Parade float in fatal crash didn't heed warnings, investigators say
The driver of a trailer carrying 12 military veterans and their wives in a Midland, Texas, parade continued through a railroad crossing even as the intersection's warning lights and bells alerted traffic to stop, federal investigators said Saturday.
But what National Transportation Safety Board officials have not determined is whether the driver in Thursday's crash noticed the warnings and whether the crossing system's safeguards were working properly, giving the driver sufficient time to act.
In a briefing Saturday, NTSB member Mark Rosekind listed what happened in the moments before the accident, a meticulous breakdown of the events leading to four deaths and 16 injuries:
Twenty-one seconds before the crash, the crossing's southbound traffic signal turned green.
At 20 seconds, the crossing's warning lights began to flash and the bells sounded. At the same time, the lead parade float's trailer crossed the southern edge of the track's rail and made it through.
Thirteen seconds before impact, the crossing arms began to come down.
One second later, the trailer carrying the veterans began crossing the track, its front tires rolling over the northern edge of the rail.

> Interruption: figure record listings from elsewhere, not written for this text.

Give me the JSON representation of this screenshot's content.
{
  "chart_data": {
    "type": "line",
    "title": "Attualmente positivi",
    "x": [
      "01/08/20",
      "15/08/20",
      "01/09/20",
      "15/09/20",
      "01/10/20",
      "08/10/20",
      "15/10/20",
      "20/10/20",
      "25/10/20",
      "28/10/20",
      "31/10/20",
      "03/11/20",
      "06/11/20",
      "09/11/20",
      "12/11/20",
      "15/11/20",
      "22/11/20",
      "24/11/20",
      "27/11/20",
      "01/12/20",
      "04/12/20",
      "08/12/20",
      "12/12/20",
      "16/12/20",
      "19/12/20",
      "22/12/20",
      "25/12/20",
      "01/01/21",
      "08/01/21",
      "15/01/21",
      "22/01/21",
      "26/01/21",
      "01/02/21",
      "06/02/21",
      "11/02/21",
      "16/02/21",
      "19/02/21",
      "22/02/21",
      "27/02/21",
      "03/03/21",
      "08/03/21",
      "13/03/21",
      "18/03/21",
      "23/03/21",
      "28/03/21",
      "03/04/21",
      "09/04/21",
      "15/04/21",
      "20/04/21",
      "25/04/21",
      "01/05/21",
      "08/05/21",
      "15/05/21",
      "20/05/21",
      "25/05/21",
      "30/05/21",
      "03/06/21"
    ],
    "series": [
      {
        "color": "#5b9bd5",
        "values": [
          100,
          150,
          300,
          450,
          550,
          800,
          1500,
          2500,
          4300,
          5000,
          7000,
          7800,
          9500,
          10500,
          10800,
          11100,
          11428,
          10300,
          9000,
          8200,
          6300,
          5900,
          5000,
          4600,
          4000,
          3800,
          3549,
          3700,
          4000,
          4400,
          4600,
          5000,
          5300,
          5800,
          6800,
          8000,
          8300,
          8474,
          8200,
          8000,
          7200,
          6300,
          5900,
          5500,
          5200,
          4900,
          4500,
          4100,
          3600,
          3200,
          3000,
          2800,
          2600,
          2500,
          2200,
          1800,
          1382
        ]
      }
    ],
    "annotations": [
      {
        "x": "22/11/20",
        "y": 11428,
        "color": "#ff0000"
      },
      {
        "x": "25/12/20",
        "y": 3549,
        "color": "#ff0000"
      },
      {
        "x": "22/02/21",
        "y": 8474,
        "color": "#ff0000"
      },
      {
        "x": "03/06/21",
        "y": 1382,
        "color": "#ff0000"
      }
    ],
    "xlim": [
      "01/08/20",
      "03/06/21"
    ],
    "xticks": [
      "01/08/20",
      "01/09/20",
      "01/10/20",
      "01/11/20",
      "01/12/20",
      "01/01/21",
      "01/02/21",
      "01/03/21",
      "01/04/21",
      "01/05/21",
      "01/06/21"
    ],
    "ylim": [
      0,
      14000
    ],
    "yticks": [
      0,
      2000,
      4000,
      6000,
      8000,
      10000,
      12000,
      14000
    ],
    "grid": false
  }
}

Three seconds later, the train engineer blasted his horn, stretching out the blare for four seconds.
Seven seconds before impact, one of the crossing arms crashed into a flagpole on the parade float.
Two seconds later, the engineer hit the emergency brakes.
At 4:36 p.m., the 80-car train slammed into the trailer at 62 mph. It took more than a minute to come to a complete halt.
"What we're really looking at is layers of protection here," Rosekind said. The lights and bells start so traffic can stop, but the gates come down several seconds later so vehicles can get out of the way, he said.
The 20-second warning time is the federal minimum.
"There's typically going to be at least a 20-second period before the train is going to be in that crossing," Rosekind said. "It doesn't always happen that way."
The Union Pacific locomotive had a pristine maintenance record and had no mechanical anomalies, investigators concluded. The track speed limit in that area is 70 mph, so the train was going slower than required.
Investigators interviewed the train's conductor and engineer Saturday. They have reached out to the driver's company, which they did not identify. NTSB officials have said the driver voluntarily gave police a blood sample.
The accident was a tragic end to what was supposed to be the start of a relaxing weekend for the veterans. Besides the parade, the group was booked for an all-expenses-paid hunting trip. Instead, a community is grieving.
Police identified the dead as Army Sgts. Maj. Gary Stouffer, 37, and Lawrence Boivin, 47, who were pronounced dead at the scene, and Sgt. Joshua Michael, 34, and Sgt. Maj. William Lubbers, 43, who died later at Midland Memorial Hospital. Four people remained hospitalized, including one in critical condition.